If you are a landlord with tenants, or who has an empty house or flat that you’re hoping to rent out, it’s vital that everything in the home is in perfect condition to prevent against any liability for problems that might arise.
That includes the electrical wiring of your property, for which you need to perform what’s known as an Electrical Installation Condition Report (EICR).
Fran Smith, Portfolio Manager at regulated property buyers, LDN Properties, answers some commonly asked questions regarding EICRs.
What is an Electrical Installation Condition Report (EICR)?
The UK government has enacted the Electrical Safety Standards in the Private Rented Sector (England) Regulations 2020, a law that mandates landlords must have their wiring and other electrical installations in their rented houses and flats inspected and properly tested by a qualified person at a minimum of every five years to ensure their good working order.
The government formally issued the requirements on June 1, 2020, with an effective date for all new tenancy properties one month later on July 1, 2020. The same mandate will apply to existing tenanted properties starting on April 1, 2021.
Whichever qualified person inspects the property will write a report detailing the state of electrical installations as either unsatisfactory or satisfactory, as well as providing that person’s conclusions on whether the home is safe to use “as is” without any remedial work, or whether some corrective action must be taken by the landlord to address any problems.
What are landlords’ obligations with EICRs?
The EICR rules mandate that landlords must have a qualified person conduct the electrical installation review at a minimum every five years.
If you are a landlord you should review the EICR very closely to see whether there are any changes that you will have to make to your property and whether the qualified person has discovered or highlighted electrical problems that may pose serious safety risks. The report should outline corrective steps to take if any such negative issues are discovered.
Who gets copies of the EICR once it’s complete?
Landlords must give a copy of the EICR to their tenants no later than 28 days after the inspection has taken place, and it’s important that you be open and honest with tenants about any problems. It will be much less hassle for you to admit any issues upfront following the report and have them fixed, rather than hiding them from tenants and then a dangerous electrical malfunction happens that could cause you far more time and money to resolve.

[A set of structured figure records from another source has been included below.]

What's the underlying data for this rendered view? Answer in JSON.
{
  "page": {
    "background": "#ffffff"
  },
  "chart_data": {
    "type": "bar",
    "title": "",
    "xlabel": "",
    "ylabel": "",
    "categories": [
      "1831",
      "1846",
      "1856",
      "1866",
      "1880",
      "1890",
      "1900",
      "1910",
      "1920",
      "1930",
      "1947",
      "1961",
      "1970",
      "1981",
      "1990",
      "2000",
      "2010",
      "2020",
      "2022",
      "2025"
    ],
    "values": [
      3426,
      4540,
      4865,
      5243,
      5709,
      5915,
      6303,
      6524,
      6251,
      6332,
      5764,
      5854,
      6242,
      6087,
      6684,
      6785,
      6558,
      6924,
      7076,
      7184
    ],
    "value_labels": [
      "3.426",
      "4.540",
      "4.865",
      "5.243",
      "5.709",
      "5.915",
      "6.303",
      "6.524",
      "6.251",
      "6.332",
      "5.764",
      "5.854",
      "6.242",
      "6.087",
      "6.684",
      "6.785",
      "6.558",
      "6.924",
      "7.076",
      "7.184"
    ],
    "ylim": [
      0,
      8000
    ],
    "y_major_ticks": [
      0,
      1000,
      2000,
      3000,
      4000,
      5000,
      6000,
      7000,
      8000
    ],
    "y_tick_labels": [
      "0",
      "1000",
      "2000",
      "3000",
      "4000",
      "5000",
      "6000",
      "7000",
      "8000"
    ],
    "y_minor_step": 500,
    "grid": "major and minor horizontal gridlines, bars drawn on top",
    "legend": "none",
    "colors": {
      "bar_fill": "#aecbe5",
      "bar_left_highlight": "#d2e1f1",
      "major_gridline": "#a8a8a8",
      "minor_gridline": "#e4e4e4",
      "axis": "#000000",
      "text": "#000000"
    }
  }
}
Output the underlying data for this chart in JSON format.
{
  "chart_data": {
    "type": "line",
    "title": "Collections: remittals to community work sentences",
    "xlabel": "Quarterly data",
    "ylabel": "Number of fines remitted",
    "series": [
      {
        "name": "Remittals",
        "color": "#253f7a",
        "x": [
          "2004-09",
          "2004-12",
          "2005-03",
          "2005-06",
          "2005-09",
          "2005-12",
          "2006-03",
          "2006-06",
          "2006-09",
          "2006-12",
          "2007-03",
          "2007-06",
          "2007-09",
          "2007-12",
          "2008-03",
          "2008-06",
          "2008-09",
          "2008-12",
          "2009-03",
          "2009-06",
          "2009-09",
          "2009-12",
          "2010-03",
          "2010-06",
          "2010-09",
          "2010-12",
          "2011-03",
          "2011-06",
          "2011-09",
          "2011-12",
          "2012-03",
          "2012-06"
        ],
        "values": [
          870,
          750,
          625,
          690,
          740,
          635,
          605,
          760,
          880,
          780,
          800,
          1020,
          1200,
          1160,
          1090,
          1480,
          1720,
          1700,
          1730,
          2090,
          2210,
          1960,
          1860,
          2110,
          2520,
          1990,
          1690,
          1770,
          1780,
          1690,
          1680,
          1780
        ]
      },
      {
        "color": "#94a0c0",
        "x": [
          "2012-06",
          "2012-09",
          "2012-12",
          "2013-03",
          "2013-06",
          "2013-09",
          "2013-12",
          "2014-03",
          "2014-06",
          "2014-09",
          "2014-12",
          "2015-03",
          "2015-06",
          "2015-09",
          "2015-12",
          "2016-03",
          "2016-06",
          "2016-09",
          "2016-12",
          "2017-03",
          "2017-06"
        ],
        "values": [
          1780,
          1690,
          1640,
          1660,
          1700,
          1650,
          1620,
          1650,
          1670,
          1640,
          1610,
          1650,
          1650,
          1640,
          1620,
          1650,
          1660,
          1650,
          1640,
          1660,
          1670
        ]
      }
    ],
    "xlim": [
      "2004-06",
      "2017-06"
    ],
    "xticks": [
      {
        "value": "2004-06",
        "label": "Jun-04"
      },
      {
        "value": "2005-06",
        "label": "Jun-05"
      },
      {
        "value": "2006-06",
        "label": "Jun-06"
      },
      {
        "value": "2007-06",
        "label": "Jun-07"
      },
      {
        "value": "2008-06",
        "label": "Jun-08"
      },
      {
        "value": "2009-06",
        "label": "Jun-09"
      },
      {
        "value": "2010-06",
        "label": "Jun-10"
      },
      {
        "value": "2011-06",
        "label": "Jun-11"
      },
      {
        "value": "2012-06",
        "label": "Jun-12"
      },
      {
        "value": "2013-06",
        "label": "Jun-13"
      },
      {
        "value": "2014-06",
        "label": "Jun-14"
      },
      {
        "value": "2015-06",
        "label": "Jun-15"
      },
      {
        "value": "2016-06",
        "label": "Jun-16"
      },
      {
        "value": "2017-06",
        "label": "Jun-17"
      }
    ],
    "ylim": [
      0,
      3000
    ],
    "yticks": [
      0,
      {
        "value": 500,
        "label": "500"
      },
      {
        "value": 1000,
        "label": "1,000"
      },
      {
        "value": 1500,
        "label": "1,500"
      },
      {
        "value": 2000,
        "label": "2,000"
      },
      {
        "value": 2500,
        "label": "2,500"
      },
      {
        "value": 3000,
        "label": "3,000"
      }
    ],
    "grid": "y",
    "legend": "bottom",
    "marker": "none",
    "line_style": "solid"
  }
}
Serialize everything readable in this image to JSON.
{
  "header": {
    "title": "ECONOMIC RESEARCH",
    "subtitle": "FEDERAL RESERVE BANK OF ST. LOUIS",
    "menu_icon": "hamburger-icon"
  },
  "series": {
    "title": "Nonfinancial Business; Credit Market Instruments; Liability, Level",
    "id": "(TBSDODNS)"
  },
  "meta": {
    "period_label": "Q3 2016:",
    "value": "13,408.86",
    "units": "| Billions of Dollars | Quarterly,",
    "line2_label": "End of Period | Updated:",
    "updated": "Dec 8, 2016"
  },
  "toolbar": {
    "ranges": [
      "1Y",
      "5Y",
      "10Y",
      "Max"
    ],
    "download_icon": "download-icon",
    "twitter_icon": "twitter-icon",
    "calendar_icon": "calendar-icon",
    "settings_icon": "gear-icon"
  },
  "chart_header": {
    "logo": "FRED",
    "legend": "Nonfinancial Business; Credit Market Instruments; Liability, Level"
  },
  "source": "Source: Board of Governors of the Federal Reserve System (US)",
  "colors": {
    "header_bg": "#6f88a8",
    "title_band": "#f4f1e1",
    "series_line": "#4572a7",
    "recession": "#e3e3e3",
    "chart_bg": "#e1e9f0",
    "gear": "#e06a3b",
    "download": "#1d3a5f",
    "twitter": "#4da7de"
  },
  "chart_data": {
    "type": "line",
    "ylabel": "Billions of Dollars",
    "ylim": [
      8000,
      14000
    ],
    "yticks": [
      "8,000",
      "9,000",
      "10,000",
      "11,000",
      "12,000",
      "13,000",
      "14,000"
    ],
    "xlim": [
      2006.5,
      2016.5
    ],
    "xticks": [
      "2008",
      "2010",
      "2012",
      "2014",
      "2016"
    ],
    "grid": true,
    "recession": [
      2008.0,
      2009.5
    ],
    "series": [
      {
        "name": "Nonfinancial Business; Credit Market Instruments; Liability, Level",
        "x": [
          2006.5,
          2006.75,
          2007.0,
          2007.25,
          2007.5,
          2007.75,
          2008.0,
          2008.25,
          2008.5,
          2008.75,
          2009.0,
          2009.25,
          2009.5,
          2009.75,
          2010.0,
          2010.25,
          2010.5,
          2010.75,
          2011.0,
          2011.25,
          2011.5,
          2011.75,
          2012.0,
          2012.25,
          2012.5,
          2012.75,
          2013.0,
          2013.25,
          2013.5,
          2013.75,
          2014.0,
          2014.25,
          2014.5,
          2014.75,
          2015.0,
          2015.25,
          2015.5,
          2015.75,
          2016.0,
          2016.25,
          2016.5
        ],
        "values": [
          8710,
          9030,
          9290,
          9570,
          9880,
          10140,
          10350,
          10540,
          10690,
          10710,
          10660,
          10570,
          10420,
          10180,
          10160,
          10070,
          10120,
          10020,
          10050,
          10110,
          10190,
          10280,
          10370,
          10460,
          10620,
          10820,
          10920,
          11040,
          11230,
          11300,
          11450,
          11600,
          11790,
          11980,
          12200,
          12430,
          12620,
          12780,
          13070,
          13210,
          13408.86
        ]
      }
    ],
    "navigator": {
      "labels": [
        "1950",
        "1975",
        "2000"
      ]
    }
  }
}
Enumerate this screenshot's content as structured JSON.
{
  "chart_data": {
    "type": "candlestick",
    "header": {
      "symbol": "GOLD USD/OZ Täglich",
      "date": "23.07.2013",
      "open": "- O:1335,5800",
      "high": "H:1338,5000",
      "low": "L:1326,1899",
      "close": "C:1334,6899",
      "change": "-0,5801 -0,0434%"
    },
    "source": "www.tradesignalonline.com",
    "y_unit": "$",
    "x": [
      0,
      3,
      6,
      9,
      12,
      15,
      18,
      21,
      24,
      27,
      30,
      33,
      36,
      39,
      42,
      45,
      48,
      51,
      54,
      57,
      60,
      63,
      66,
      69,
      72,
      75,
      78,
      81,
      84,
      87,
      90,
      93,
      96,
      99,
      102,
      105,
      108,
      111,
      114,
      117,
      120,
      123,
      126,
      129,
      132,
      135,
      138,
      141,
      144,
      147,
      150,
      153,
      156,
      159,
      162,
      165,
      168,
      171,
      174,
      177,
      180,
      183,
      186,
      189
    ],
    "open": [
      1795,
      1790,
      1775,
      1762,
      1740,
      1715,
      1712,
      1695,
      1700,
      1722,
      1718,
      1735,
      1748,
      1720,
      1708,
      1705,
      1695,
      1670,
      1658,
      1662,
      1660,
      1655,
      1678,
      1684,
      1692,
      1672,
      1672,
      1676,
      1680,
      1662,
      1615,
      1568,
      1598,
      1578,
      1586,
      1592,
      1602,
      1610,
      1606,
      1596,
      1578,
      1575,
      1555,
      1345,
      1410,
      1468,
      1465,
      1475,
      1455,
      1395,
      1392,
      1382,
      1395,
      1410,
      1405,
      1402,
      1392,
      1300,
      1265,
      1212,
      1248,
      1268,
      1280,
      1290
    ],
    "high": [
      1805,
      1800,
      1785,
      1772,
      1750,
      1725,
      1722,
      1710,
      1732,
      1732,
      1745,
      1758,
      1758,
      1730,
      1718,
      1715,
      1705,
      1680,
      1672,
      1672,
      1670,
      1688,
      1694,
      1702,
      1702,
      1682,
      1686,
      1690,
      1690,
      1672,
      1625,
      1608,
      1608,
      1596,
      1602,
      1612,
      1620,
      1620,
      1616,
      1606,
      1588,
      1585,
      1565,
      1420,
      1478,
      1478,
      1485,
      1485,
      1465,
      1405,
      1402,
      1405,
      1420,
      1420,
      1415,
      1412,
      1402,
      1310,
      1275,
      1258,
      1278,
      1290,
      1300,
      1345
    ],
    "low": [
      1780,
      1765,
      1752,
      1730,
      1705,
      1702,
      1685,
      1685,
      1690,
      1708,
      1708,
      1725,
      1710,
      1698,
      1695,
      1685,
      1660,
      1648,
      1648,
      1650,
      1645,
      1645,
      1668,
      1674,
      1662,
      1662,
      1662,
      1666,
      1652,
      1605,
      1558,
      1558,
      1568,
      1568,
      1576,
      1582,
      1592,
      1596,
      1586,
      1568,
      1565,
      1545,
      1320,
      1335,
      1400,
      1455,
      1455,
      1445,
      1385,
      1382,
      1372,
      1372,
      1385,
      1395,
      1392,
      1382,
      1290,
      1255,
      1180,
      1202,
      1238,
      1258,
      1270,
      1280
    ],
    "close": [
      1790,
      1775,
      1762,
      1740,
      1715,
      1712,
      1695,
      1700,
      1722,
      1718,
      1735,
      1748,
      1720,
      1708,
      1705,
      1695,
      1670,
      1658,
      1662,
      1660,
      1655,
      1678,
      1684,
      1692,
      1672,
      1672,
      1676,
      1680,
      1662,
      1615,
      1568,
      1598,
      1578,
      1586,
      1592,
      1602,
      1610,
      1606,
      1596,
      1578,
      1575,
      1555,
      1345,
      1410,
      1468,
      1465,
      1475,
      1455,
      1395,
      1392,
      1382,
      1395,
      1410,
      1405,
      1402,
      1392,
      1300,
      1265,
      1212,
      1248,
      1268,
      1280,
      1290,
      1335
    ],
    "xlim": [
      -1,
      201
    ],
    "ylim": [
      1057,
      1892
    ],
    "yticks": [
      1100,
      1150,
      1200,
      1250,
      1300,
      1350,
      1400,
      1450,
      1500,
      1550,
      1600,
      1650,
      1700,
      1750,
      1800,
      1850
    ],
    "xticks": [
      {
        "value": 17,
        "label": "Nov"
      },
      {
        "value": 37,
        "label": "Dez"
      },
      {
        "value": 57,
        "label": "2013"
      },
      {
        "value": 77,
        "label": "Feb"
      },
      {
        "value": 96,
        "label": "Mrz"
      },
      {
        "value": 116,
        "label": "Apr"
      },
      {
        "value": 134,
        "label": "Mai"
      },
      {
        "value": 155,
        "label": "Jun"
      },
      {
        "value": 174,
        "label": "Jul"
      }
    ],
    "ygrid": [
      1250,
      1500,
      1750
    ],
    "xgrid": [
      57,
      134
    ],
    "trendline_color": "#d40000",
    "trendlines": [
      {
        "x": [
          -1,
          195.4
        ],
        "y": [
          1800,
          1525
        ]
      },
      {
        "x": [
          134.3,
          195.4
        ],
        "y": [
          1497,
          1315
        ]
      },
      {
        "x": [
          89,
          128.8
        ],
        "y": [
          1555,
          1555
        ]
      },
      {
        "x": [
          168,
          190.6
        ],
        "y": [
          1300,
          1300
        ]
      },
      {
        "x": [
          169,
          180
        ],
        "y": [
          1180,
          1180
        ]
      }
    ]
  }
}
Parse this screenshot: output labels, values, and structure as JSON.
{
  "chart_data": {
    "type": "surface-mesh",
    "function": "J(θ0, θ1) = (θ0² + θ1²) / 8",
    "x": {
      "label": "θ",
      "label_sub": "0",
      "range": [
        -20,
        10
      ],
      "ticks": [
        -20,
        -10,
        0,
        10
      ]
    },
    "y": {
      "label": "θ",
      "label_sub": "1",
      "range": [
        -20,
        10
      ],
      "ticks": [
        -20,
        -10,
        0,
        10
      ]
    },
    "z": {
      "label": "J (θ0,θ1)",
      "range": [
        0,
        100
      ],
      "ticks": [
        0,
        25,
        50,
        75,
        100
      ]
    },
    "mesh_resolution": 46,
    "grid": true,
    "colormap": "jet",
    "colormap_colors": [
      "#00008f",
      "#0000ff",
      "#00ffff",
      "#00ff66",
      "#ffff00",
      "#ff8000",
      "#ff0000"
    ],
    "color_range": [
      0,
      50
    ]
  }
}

If you own a house or flat that is for rent but not does currently have tenants, you must still comply with the EICR requirements. Should any potential future tenant ask for a copy of this report, it is your duty to supply it to them. Again, honesty and openness will be your best approach and you should alert prospective tenants of any electrical problems with the building, as well as detailing your plans for pursuing corrective work to fully resolve the issue.
Your local authority is also entitled to a copy of your EICR, and if they request the report then you will have seven days to provide it to them. It’s essential that you comply with any requests
for the report from your local authority because they have the power to enforce corrective work to fix any electrical problems that the qualified professional might have uncovered.
Are there any penalties if landlords don’t comply with EICR requirements?
You must comply with the requirements of the EICR rules because if you are a landlord and you do not obtain one of these reports - as well as completing any corrective work that the EICR has concluded is necessary to undertake - before a new tenant moves into your property, you could be liable for fines that can be as expensive as £30,000. The fine will be imposed by the local authority as detailed in the Housing Act 2004.
In addition, your local authority has the power to mandate you take corrective actions at the rental property in order to fix any problems that the EICR might have found. This will happen if you take no action to resolve such issues, so it’s important to study the report closely and make sure you are following all the steps outlined for how to address any electrical flaws. Should you receive such a directive from your local authority you must then undertake the work within 28 days, although the timeline can be much shorter for urgent or emergency work.